By definition all kayaks are all canoes. It is a great flat water kayak, super stable, and you can stand in it. I would not attempt a surf launch in it , but when it gets warm, you will definately see me in the bay and inlets in mine.

It is doing very well in the south.


----------



## bbcroaker (Jan 6, 2005)

Oh man ! Another one to try out on the spring before buying one.
Who sells them in Va?


----------



## LiteTackleChamp (Jul 29, 2005)

go to the web site and just look up dealers and they will find one for u, they raffeling one off at that kayak show up there


----------



## Rockstar (Jun 23, 2004)

I like the concept and the hull design seems very stable, but how does it paddle? It seems like it'd be on the slower side... also, do you reenter just like a SOT? I didn't notice any drainage either?


----------



## ruthless (Sep 5, 2003)

Appomattox River Company and Wild River Outfitters both sell them.

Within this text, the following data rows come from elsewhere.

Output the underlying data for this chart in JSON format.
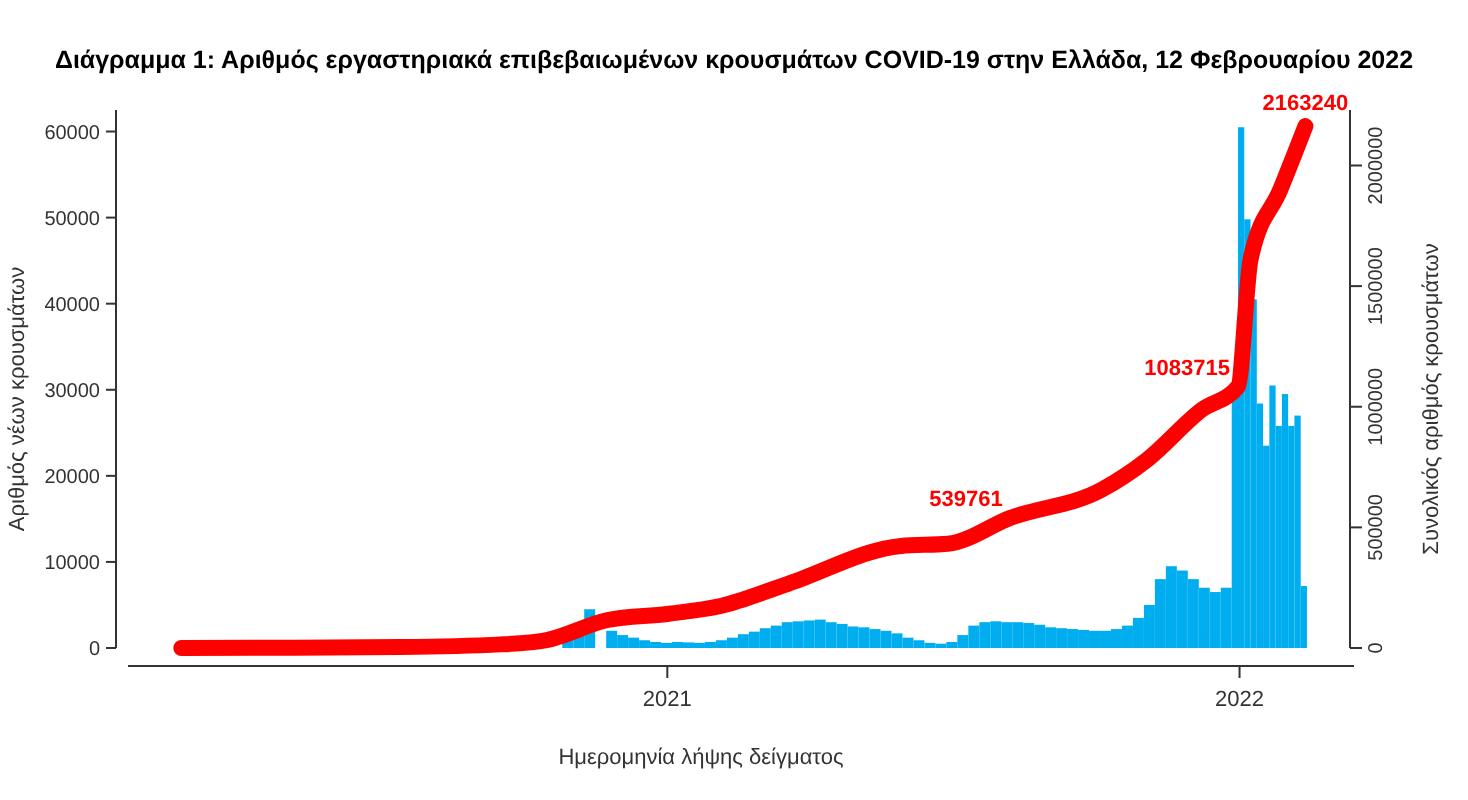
{
  "chart_data": {
    "type": "bar",
    "title": "Διάγραμμα 1: Αριθμός εργαστηριακά επιβεβαιωμένων κρουσμάτων COVID-19 στην Ελλάδα, 12 Φεβρουαρίου 2022",
    "xlabel": "Ημερομηνία λήψης δείγματος",
    "ylabel": "Αριθμός νέων κρουσμάτων",
    "y2label": "Συνολικός αριθμός κρουσμάτων",
    "xlim": [
      "2020-01-23",
      "2022-03-15"
    ],
    "xticks": [
      {
        "value": "2021-01-01",
        "label": "2021"
      },
      {
        "value": "2022-01-01",
        "label": "2022"
      }
    ],
    "ylim": [
      0,
      62500
    ],
    "yticks": [
      0,
      10000,
      20000,
      30000,
      40000,
      50000,
      60000
    ],
    "y2lim": [
      0,
      2230000
    ],
    "y2ticks": [
      0,
      500000,
      1000000,
      1500000,
      2000000
    ],
    "grid": false,
    "series": [
      {
        "color": "#00aeef",
        "x": [
          "2020-10-26",
          "2020-11-02",
          "2020-11-09",
          "2020-11-16",
          "2020-11-23",
          "2020-11-30",
          "2020-12-07",
          "2020-12-14",
          "2020-12-21",
          "2020-12-28",
          "2021-01-04",
          "2021-01-11",
          "2021-01-18",
          "2021-01-25",
          "2021-02-01",
          "2021-02-08",
          "2021-02-15",
          "2021-02-22",
          "2021-03-01",
          "2021-03-08",
          "2021-03-15",
          "2021-03-22",
          "2021-03-29",
          "2021-04-05",
          "2021-04-12",
          "2021-04-19",
          "2021-04-26",
          "2021-05-03",
          "2021-05-10",
          "2021-05-17",
          "2021-05-24",
          "2021-05-31",
          "2021-06-07",
          "2021-06-14",
          "2021-06-21",
          "2021-06-28",
          "2021-07-05",
          "2021-07-12",
          "2021-07-19",
          "2021-07-26",
          "2021-08-02",
          "2021-08-09",
          "2021-08-16",
          "2021-08-23",
          "2021-08-30",
          "2021-09-06",
          "2021-09-13",
          "2021-09-20",
          "2021-09-27",
          "2021-10-04",
          "2021-10-11",
          "2021-10-18",
          "2021-10-25",
          "2021-11-01",
          "2021-11-08",
          "2021-11-15",
          "2021-11-22",
          "2021-11-29",
          "2021-12-06",
          "2021-12-13",
          "2021-12-20",
          "2021-12-27",
          "2021-12-31",
          "2022-01-04",
          "2022-01-08",
          "2022-01-12",
          "2022-01-16",
          "2022-01-20",
          "2022-01-24",
          "2022-01-28",
          "2022-02-01",
          "2022-02-05",
          "2022-02-09"
        ],
        "values": [
          1200,
          2000,
          4500,
          null,
          2000,
          1500,
          1200,
          900,
          700,
          600,
          700,
          650,
          600,
          700,
          900,
          1200,
          1600,
          1900,
          2300,
          2600,
          3000,
          3100,
          3200,
          3300,
          3000,
          2800,
          2500,
          2400,
          2200,
          2000,
          1700,
          1200,
          900,
          600,
          500,
          700,
          1500,
          2600,
          3000,
          3100,
          3000,
          3000,
          2900,
          2700,
          2400,
          2300,
          2200,
          2100,
          2000,
          2000,
          2200,
          2600,
          3500,
          5000,
          8000,
          9500,
          9000,
          8000,
          7000,
          6500,
          7000,
          29500,
          60500,
          49800,
          40500,
          28400,
          23500,
          30500,
          25800,
          29500,
          25800,
          27000,
          7200
        ]
      },
      {
        "type": "line",
        "axis": "y2",
        "color": "#ff0000",
        "x": [
          "2020-02-26",
          "2020-07-15",
          "2020-09-17",
          "2020-10-16",
          "2020-11-24",
          "2021-01-01",
          "2021-02-04",
          "2021-03-19",
          "2021-05-30",
          "2021-06-29",
          "2021-08-08",
          "2021-10-05",
          "2021-11-03",
          "2021-12-08",
          "2021-12-31",
          "2022-01-08",
          "2022-01-27",
          "2022-02-12"
        ],
        "values": [
          0,
          4000,
          15000,
          33000,
          116000,
          141000,
          174000,
          266000,
          423000,
          432000,
          539761,
          656000,
          780000,
          988000,
          1083715,
          1610000,
          1900000,
          2163240
        ],
        "value_labels": [
          null,
          null,
          null,
          null,
          null,
          null,
          null,
          null,
          null,
          null,
          "539761",
          null,
          null,
          null,
          "1083715",
          null,
          null,
          "2163240"
        ]
      }
    ]
  }
}
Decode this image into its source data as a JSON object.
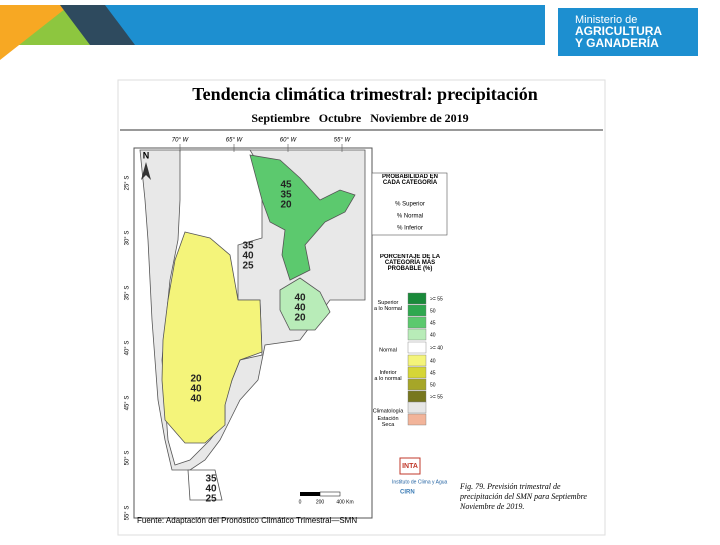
{
  "logo": {
    "line1": "Ministerio de",
    "line2": "AGRICULTURA",
    "line3": "Y GANADERÍA"
  },
  "title": "Tendencia climática trimestral: precipitación",
  "subtitle": "Septiembre   Octubre   Noviembre de 2019",
  "map": {
    "longitudes": [
      "70° W",
      "65° W",
      "60° W",
      "55° W"
    ],
    "latitudes": [
      "25° S",
      "30° S",
      "35° S",
      "40° S",
      "45° S",
      "50° S",
      "55° S"
    ],
    "north": "N",
    "regions": [
      {
        "superior": 45,
        "normal": 35,
        "inferior": 20
      },
      {
        "superior": 35,
        "normal": 40,
        "inferior": 25
      },
      {
        "superior": 40,
        "normal": 40,
        "inferior": 20
      },
      {
        "superior": 20,
        "normal": 40,
        "inferior": 40
      },
      {
        "superior": 35,
        "normal": 40,
        "inferior": 25
      }
    ],
    "scale_bar": [
      "0",
      "200",
      "400 Km"
    ]
  },
  "legend_probability": {
    "title": "PROBABILIDAD EN CADA CATEGORÍA",
    "items": [
      "% Superior",
      "% Normal",
      "% Inferior"
    ]
  },
  "legend_percent": {
    "title": "PORCENTAJE DE LA CATEGORÍA MÁS PROBABLE (%)",
    "groups": [
      "Superior a lo Normal",
      "Normal",
      "Inferior a lo normal",
      "Climatología",
      "Estación Seca"
    ],
    "steps": [
      {
        "label": ">= 55",
        "color": "#1a8a3a"
      },
      {
        "label": "50",
        "color": "#2fa84f"
      },
      {
        "label": "45",
        "color": "#5cc96e"
      },
      {
        "label": "40",
        "color": "#b8ecb8"
      },
      {
        "label": ">= 40",
        "color": "#ffffff"
      },
      {
        "label": "40",
        "color": "#f4f47a"
      },
      {
        "label": "45",
        "color": "#d6d636"
      },
      {
        "label": "50",
        "color": "#a6a628"
      },
      {
        "label": ">= 55",
        "color": "#77771e"
      },
      {
        "label": null,
        "color": "#e6e6e6"
      },
      {
        "label": null,
        "color": "#f2b49a"
      }
    ]
  },
  "source": "Fuente: Adaptación del Pronóstico Climático Trimestral—SMN",
  "caption": "Fig. 79. Previsión trimestral de precipitación del SMN para Septiembre Noviembre de 2019.",
  "institute": {
    "name": "INTA",
    "sub": "Instituto de Clima y Agua",
    "center": "CIRN"
  }
}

The 12 is $775 and the 14.5 is $925.

In the 14.5 I have no problem keeping up with buddy in his Tarpon 160i. Both paddle and track very well. The 12 has a drop down skeg. There are also log of accessories coming out this year. They also have some SOT's in th works.

They will be at the Symposium on Feb, 24th.


----------



## bbcroaker (Jan 6, 2005)

Have to agree with SeaSalt that it looks more like canoe and you really can't compare it to a SOT.
Guess will have to wait for them to come out with one.
Got s a feeling it wont be no comparison to a Prowler Big Game.


----------



## ruthless (Sep 5, 2003)

I have been an advocate of SOT's for a long time. However I truly do like paddling the Ultimate. I only compared its speed to that of the the Tarpon 160i (the fastest SOT). I even said that I would not use the Ultimate in the surf. However on warm, calm days, it is my goto yak. I will always keep my Redfish for cold days and open water.

True, the Ultimate is a niche kayak (flat water and shallow flats) but it serves it's purpose very well. 

As always, you should give it a try and you may decide that is more than just a "plastic canoe".


----------